Hello, everyone Smile and welcome to those who have just joined.

@TooManyButtons I'm so sorry for your loss but I'm glad that he passed peacefully. It's so generous spirited that you wish for people to know that not every Covid death is a terrible, lonely, scary one.

@Lostinacloud the teacher threads on here are weird. DH is a primary teacher and he is nothing like this and nor are any of his colleagues and friends! Like you say, the one thing he gets riled up by is parents sending in kids who have vomiting bugs - just like, don't want to get it, don't want to deal with it, don't want the whole class dropping like flies for the rest of the week! But Covid - meh. They have had two kids and one teacher with positive tests and for all three it was very mild.

I'm so tired today! You know the saying "tired to your bones"? That's how I feel! I'm watching DD2 and DS while DH takes DD1 to the doctor and for a walk along the river after. "Looking after" is probably a generous way of putting it, but hey - they can't go to a friend or whatever because it is Against the Rules.

DD2 said that she wouldn't have a way of knowing if she had a loss or change to her sense of taste, so (in the interest of science and public health) she and DS are blind test testing fruit gums and a box of chocolate creams with different flavour fillings. The idea is that they are going to score themselves and then, if they think they have a loss of taste, they can do the test again and they'll be able to do a comparison.

That's testing for you!

TheOrchidKiller · 24/12/2020 11:10

@TooManyButtons Flowers

Justgivemewine · 24/12/2020 11:12

@TooManyButtons, Flowers so sorry for your loss

@Anotherthink, welcome to a little corner of sanity, I’m out of sync with my dh too, it’s get very wearing, but I come on here for a bit a sanity and feel better.

Anyway I’m currently locked away in the bedroom wrapping presents and watching naff Christmas programs with a supply a tea and Christmas biscuits so I’m happy for now as it all feels a little bit like a normal Christmas Eve. And the sun is out which always helps the mood a bit.

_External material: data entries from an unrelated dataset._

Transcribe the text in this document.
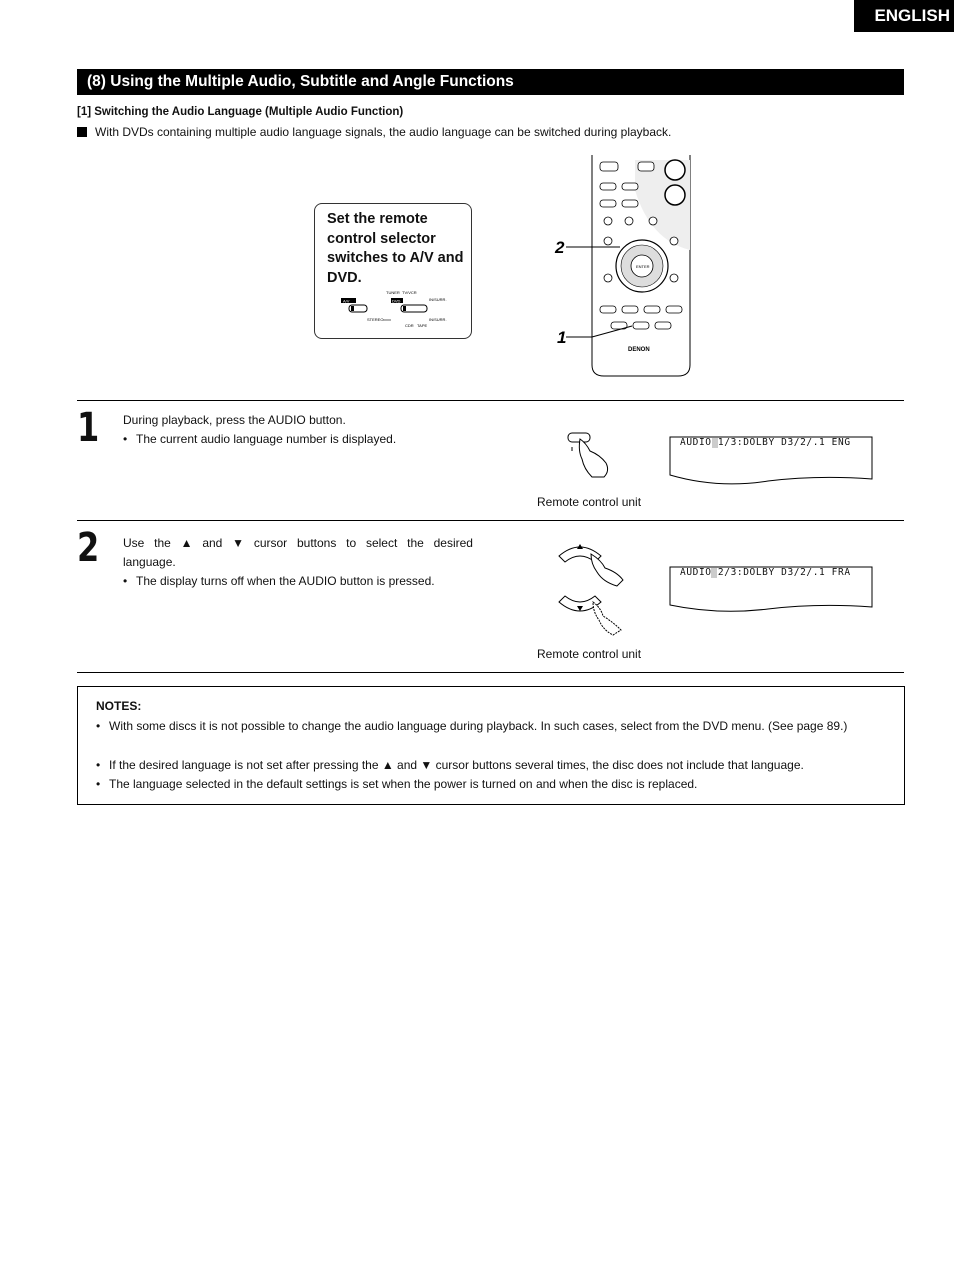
ENGLISH
(8) Using the Multiple Audio, Subtitle and Angle Functions
[1] Switching the Audio Language (Multiple Audio Function)
With DVDs containing multiple audio language signals, the audio language can be switched during playback.
Set the remote control selector switches to A/V and DVD.
A/V
TUNER TV/VCR
DVD	IN/SURR.
STEREO	IN/SURR.
CDR TAPE
ENTER
DENON
2
1
1 During playback, press the AUDIO button.
• The current audio language number is displayed.	AUDIO 1/3:DOLBY D3/2/.1 ENG
Remote control unit
2 Use the ▲ and ▼ cursor buttons to select the desired
language.
• The display turns off when the AUDIO button is pressed.
AUDIO 2/3:DOLBY D3/2/.1 FRA
Remote control unit
NOTES:
• With some discs it is not possible to change the audio language during playback. In such cases, select from the DVD menu. (See page 89.)
• If the desired language is not set after pressing the ▲ and ▼ cursor buttons several times, the disc does not include that language.
• The language selected in the default settings is set when the power is turned on and when the disc is replaced.
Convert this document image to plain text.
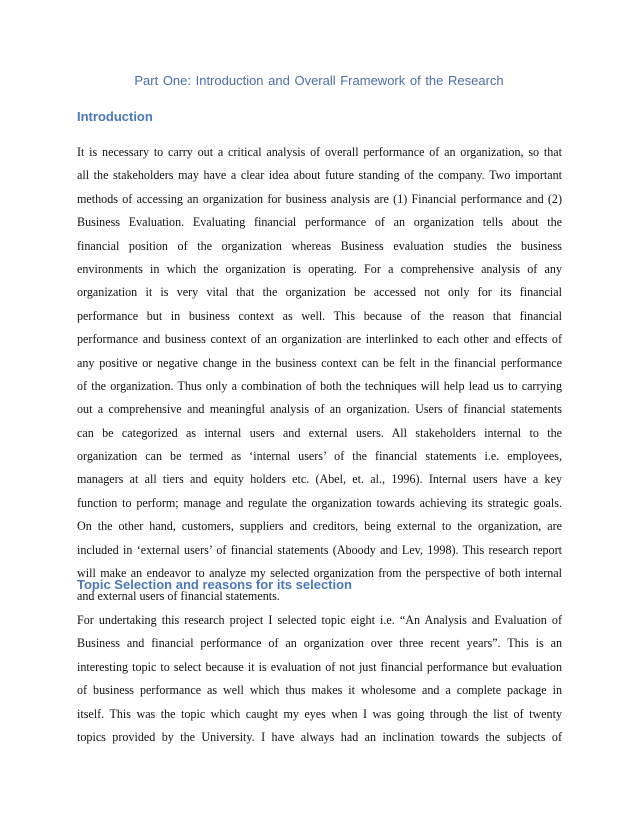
Part One: Introduction and Overall Framework of the Research
Introduction
It is necessary to carry out a critical analysis of overall performance of an organization, so that
all the stakeholders may have a clear idea about future standing of the company. Two important
methods of accessing an organization for business analysis are (1) Financial performance and (2)
Business Evaluation. Evaluating financial performance of an organization tells about the
financial position of the organization whereas Business evaluation studies the business
environments in which the organization is operating. For a comprehensive analysis of any
organization it is very vital that the organization be accessed not only for its financial
performance but in business context as well. This because of the reason that financial
performance and business context of an organization are interlinked to each other and effects of
any positive or negative change in the business context can be felt in the financial performance
of the organization. Thus only a combination of both the techniques will help lead us to carrying
out a comprehensive and meaningful analysis of an organization. Users of financial statements
can be categorized as internal users and external users. All stakeholders internal to the
organization can be termed as ‘internal users’ of the financial statements i.e. employees,
managers at all tiers and equity holders etc. (Abel, et. al., 1996). Internal users have a key
function to perform; manage and regulate the organization towards achieving its strategic goals.
On the other hand, customers, suppliers and creditors, being external to the organization, are
included in ‘external users’ of financial statements (Aboody and Lev, 1998). This research report
will make an endeavor to analyze my selected organization from the perspective of both internal
and external users of financial statements.
Topic Selection and reasons for its selection
For undertaking this research project I selected topic eight i.e. “An Analysis and Evaluation of
Business and financial performance of an organization over three recent years”. This is an
interesting topic to select because it is evaluation of not just financial performance but evaluation
of business performance as well which thus makes it wholesome and a complete package in
itself. This was the topic which caught my eyes when I was going through the list of twenty
topics provided by the University. I have always had an inclination towards the subjects of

NannyGythaOgg · 24/12/2020 11:33

@Jourdain11
Your daughter's testing is similar to mine.

Can I taste the red wine? Does it taste as good as it usually does?

I test frequently every evening

Iheartmysmart · 24/12/2020 11:39

Thank you @RobinHobb that makes sense. I guess it must be a combination of a mud eating childhood combined with current slovenly housekeeping which gives a bit of immunity to bugs.

@Jourdain11 Now that is dedication for you. I hope they publish their results! I hope your DD gets on okay at the GP.

I’ve just got back from a nice 5k walk with DDog. Almost got flattened by an enormous mastiff wearing a Santa hat which made me laugh which then led to a coughing fit - cos you know it’s cold outside - obviously resulting in several tuts and comments that I shouldn’t be out. Didn’t bother arguing.

zigaziga · 24/12/2020 11:39

I think so many people are unnecessarily scared of covid, and perhaps the healthier you are the more scared one is - vast generalisation, but for example DH is 40, runs a lot, no health conditions and slightly overweight- and is terrified.
This is what terrifies me about 2021 @RobinHobb because in theory it’s once the vulnerable only get vaccinated that we get back to some semblance of normality. The problem seems to be the (very) low risk population that are terrified.
You see in on MN every day when people talk about dropping off a present or whatever and people say “why would you put yourself and your children at risk like that?”
At WHAT risk?
Now I understand we don’t want to get CV because we could pass it on to someone vulnerable but that should be it really.

There is going to have to be a massive U-turn in thinking on this or we’ll be locked down at next Christmas still (when they’ve finally finished vaccinating everyone and are perhaps beginning again??)